Diffuse alopecia is very common but non specific in SLE. It commonly happens during active disease phase and recovers as the disease activity settles down. However the new hair are fine and slow to grow.

Scarring alopecia, common in discoid lupus is specific for SLE. It is permanent in nature.

Diffuse alopecia is also common during active phase of various connective tissue disease and vasculitic diseases. It can usually recover with settling of disease activity.

Diffuse alopecia is also possible with certain drugs which are commonly used in treatment of rheumatic diseases. The most common culprits are cyclophosphamide, leflunomide and methotrexate.

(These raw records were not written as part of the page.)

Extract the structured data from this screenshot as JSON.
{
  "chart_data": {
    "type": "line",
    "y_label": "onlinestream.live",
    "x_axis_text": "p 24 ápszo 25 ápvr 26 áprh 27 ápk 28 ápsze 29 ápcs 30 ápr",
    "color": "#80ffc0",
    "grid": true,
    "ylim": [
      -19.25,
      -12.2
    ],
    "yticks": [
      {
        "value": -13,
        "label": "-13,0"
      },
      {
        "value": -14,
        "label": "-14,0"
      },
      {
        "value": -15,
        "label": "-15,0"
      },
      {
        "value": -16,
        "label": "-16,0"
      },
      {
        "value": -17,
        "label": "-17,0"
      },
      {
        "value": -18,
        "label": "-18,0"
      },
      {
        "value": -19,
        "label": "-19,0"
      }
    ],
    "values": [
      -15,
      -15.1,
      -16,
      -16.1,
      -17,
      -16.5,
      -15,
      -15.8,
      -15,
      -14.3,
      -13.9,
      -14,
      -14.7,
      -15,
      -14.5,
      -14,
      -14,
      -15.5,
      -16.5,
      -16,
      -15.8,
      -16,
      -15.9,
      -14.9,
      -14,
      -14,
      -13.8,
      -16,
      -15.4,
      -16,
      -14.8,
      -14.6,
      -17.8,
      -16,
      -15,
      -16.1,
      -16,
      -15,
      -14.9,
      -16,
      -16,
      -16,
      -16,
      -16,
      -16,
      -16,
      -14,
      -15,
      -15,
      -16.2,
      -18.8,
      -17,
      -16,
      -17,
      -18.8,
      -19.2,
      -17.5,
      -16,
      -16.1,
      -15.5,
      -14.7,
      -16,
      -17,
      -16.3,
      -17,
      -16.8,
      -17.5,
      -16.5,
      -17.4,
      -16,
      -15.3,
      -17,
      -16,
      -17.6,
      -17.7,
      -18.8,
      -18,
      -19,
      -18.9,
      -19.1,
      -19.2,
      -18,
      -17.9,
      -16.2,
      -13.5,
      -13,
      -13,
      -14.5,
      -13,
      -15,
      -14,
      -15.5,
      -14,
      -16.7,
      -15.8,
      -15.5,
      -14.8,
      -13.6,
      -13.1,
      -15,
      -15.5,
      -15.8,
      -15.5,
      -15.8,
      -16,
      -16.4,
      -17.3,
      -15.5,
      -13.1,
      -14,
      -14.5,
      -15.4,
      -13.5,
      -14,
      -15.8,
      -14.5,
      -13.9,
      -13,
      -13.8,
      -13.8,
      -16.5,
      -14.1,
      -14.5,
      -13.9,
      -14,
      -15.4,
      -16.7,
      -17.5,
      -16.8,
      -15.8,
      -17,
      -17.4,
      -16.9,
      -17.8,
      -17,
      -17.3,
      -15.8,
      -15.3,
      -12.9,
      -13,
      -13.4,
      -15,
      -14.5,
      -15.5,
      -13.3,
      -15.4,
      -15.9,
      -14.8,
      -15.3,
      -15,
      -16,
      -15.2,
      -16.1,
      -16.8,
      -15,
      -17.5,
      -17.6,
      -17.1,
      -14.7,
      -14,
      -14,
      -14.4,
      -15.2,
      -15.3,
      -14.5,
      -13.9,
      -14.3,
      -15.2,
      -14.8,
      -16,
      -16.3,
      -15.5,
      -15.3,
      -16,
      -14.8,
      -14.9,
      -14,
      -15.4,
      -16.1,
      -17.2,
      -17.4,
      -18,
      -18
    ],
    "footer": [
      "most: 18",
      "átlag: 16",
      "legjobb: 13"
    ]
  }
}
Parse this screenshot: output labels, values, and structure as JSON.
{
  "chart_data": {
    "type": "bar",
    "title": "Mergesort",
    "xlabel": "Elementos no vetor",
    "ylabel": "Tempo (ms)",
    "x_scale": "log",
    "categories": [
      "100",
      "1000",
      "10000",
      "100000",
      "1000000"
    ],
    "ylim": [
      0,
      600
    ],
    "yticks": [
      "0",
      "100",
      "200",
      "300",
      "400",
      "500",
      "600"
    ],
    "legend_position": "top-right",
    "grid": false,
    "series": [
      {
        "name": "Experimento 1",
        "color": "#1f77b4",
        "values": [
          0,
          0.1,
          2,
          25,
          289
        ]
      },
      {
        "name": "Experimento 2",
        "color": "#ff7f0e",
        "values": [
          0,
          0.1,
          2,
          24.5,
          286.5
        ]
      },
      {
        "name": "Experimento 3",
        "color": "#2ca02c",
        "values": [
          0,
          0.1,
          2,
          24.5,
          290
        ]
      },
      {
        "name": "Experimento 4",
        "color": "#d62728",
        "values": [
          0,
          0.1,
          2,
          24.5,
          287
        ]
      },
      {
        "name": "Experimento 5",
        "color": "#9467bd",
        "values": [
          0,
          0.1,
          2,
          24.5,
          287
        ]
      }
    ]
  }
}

Do’s and Don’ts for patients

  • Never neglect a skin lesions and immediately report it to your rheumatologist
  • A new skin lesion development should be taken seriously as it may denote an entire new disease condition, change in disease activity or possible side effect of the ongoing medications.
  • Skin biopsy is a minor procedure and does not disfigure your skin. Moreover it is better than other invasive diagnostic procedures.
  • Photosensitivity is common and can be easily managed with sun protecting topical agents with high SPF ( sun protection factor )
  • Skin and hair related side effects of anti rheumatoid medication, though common, are not permanent and usually resolve completely with stopping of the drug. 
  • Following proper treatment as advised by your rheumatologist is a good way to protect your skin and hair, from disease as well as drug related effects.